Chicago is truly a different place in the summer. It’s been at least 80 degrees and sunny for the past few days, and my seemingly desolate neighborhood has suddenly become flooded with runners, dog-walkers, moms pushing strollers and kids playing football in the same allies I have yet to walk down without keys wedged between my fingers, sharp side out. I love this sudden burst of activity and, combined with the gorgeous weather, it adds a new spark of enlightenment to my life.
When we are suddenly happier about a change in our lifestyle or environment and look back on how things were before the change, are we having a realization of previous unhappiness, or did we simply not know that life could be any better?
My natural instinct says that things always could be better, which I have discovered to be both a good and bad inclination of mine. It is, perhaps, why I have never settled for a mediocre relationship or have never remained in a career position I am unsatisfied with. However, when it came to realizing this free bird has felt too cooped up in the nest this winter perhaps I was aware that something was missing, but was not entirely sure what it was.

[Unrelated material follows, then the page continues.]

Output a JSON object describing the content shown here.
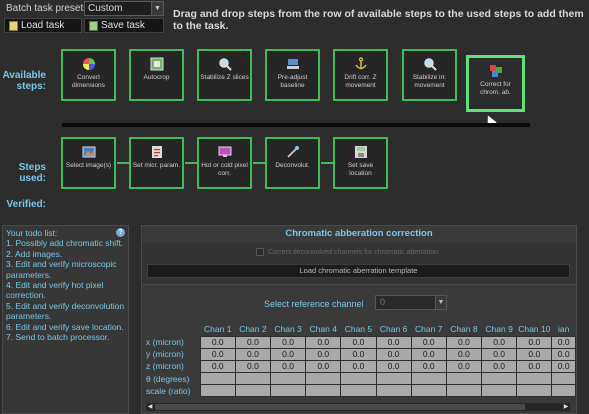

I have found that even when the little things that bring joy to our lives no longer exist, no matter our age or place in life, we will inevitably feel a little…well, less joyful. I like my blinds open during the day. I like surrounding myself with people and being in the center of the action to ensure I never miss a beat. I am realizing that it truly is the simple things in life that make me eternally happy. I believe this to be the case for many of us, whether we think so or not. After all, isn’t everyone happier with a little chocolate added to their soy milk?